Mobile provides new and exciting ways to interact with brands. Mobile lets users connect with their favorite content on their terms.
Brands have the opportunity to create new interactive experiences that leverage the power of mobile environments such as address book, camera, GPS and the accelerometer.
Advertisers should not make the mistake of trying to recreate classic Web advertising models that gather metrics like impressions and click-throughs.
A better strategy is to create great branded mobile experiences that drive interactive usage and brand awareness. Successful brands have leveraged mobile to extend their overall brand equity, not necessarily to turn on a new revenue stream in the mobile channel.
Brands often struggle with the question of “fit” for their brand. Successful brands such as the Mini Cooper car that appear to have no obvious mobile fit have had success developing iPhone applications that associate their brand with positive attributes like fun and coolness.
Every brand can benefit from a mobile presence. The trick is determining how mobile can embrace and extend your brand.
Kraft, for example, offers an iFood iPhone application that targets key demographics, improves the lifetime value of a customer, drives innovation and increases brand awareness.
By now, the mobile marketing era is well underway.
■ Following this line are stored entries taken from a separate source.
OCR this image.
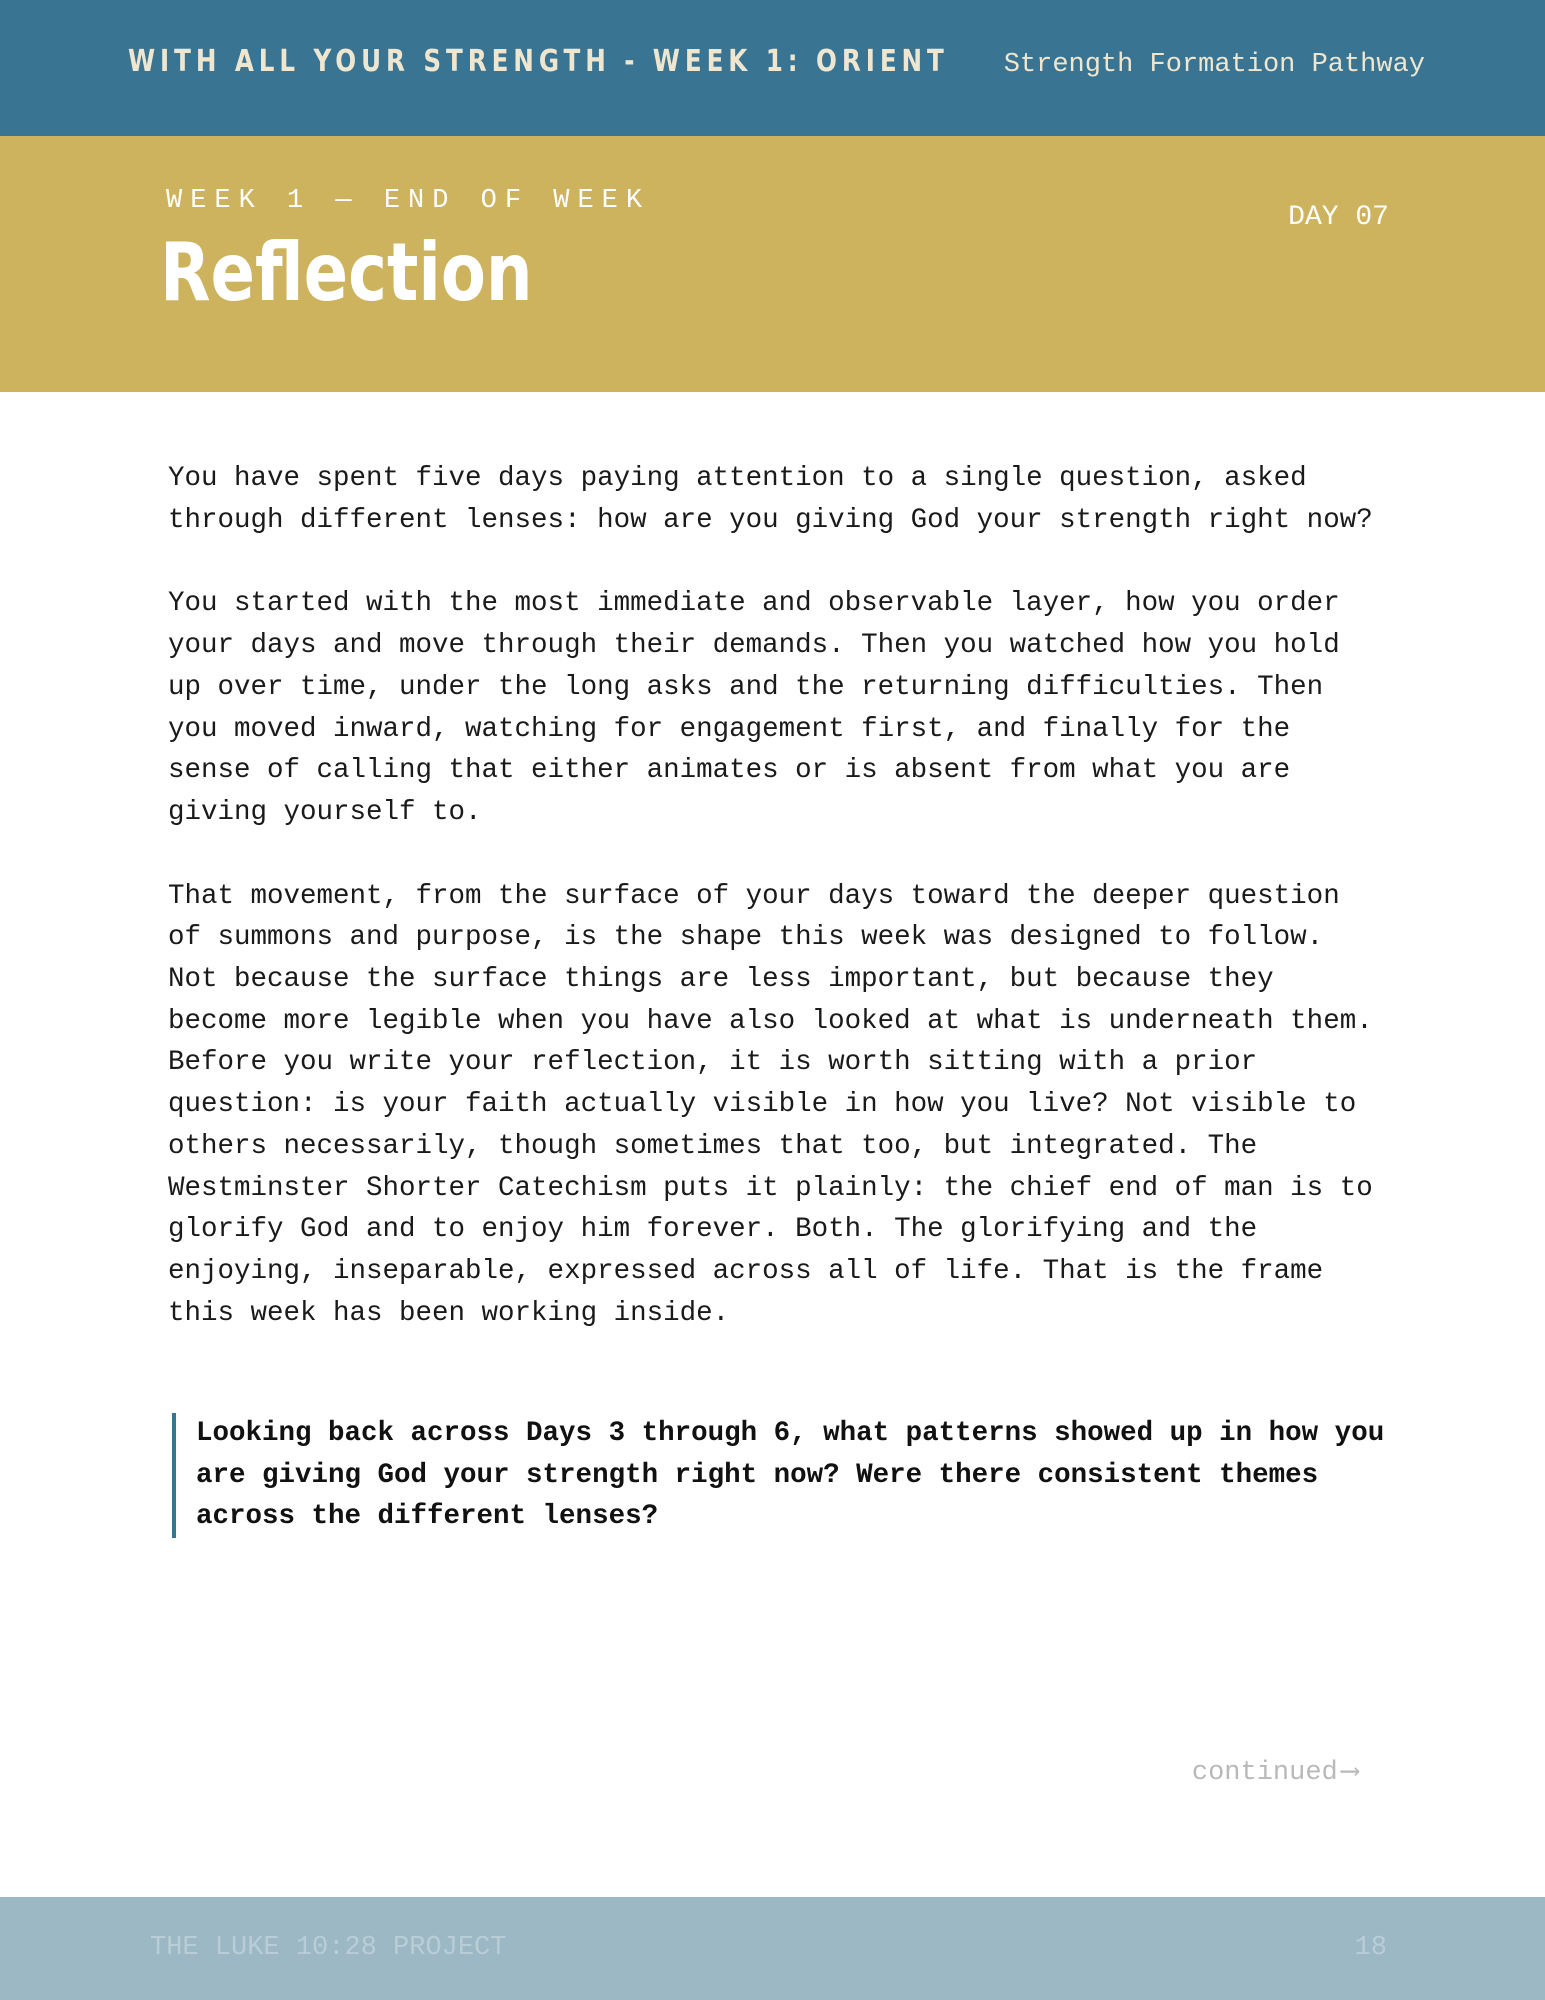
WITH ALL YOUR STRENGTH - WEEK 1: ORIENT Strength Formation Pathway
WEEK 1 — END OF WEEK
Reflection
DAY 07

You have spent five days paying attention to a single question, asked through different lenses: how are you giving God your strength right now?

You started with the most immediate and observable layer, how you order your days and move through their demands. Then you watched how you hold up over time, under the long asks and the returning difficulties. Then you moved inward, watching for engagement first, and finally for the sense of calling that either animates or is absent from what you are giving yourself to.

That movement, from the surface of your days toward the deeper question of summons and purpose, is the shape this week was designed to follow. Not because the surface things are less important, but because they become more legible when you have also looked at what is underneath them. Before you write your reflection, it is worth sitting with a prior question: is your faith actually visible in how you live? Not visible to others necessarily, though sometimes that too, but integrated. The Westminster Shorter Catechism puts it plainly: the chief end of man is to glorify God and to enjoy him forever. Both. The glorifying and the enjoying, inseparable, expressed across all of life. That is the frame this week has been working inside.

Looking back across Days 3 through 6, what patterns showed up in how you are giving God your strength right now? Were there consistent themes across the different lenses?
continued ⟶
THE LUKE 10:28 PROJECT	18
There are plenty of examples of first-movers and fast followers who have already invested and succeeded in the mobile channel. We can all learn from these early successes.
MTV’s goal is to drive revenue and create ubiquitous access to their content. As it launches in mobile, it must be able to track metrics and show value to advertisers.
For many of MTV’s brands, top mobile growth areas are mobile video, mobile Web and iPhone. MTV observed early on that its users are already on mobile. The cable network has found that SMS increases engagement.
Text messaging is the best way to get votes – 10 times better than online. Mobile allows MTV to offer multi-platform access and drive additional revenue streams through mobile video advertising. MTV streamed 100 million mobile videos in 2008.
BMW Germany saw a 30 percent conversion rate with a mobile video campaign. What’s interesting is that all the information was in the video.
There was no need to click-through to a link, which is typical of most mobile advertising campaigns across categories and markets.
AdMob cited the results of a recent campaign for the Land Rover automobile brand: In addition to 45,000 mobile video downloads and 7,400 wallpaper downloads, the mobile effort inspired 1,100 mobile subscribers to contact their local Land Rover dealership.
All advertising and outbound marketing efforts need to show a strong ROI.
This is a great time to innovate, add new value to the brand and find new revenue streams.
Many brands are finding that mobile is a great vehicle to extend their reach, increase engagement and drive customer loyalty.
ROI in mobile should be a top goal, but this is an opportunity to raise the bar. The winners will be creative with the user experience design and great at execution. Mobile should not be treated as a standalone marketing channel.
Instead, mobile should be approached as an advanced tool for brand relationships that improve the end-users’ experience and likelihood to stay loyal, recommend the brand and generate more activity with the brand.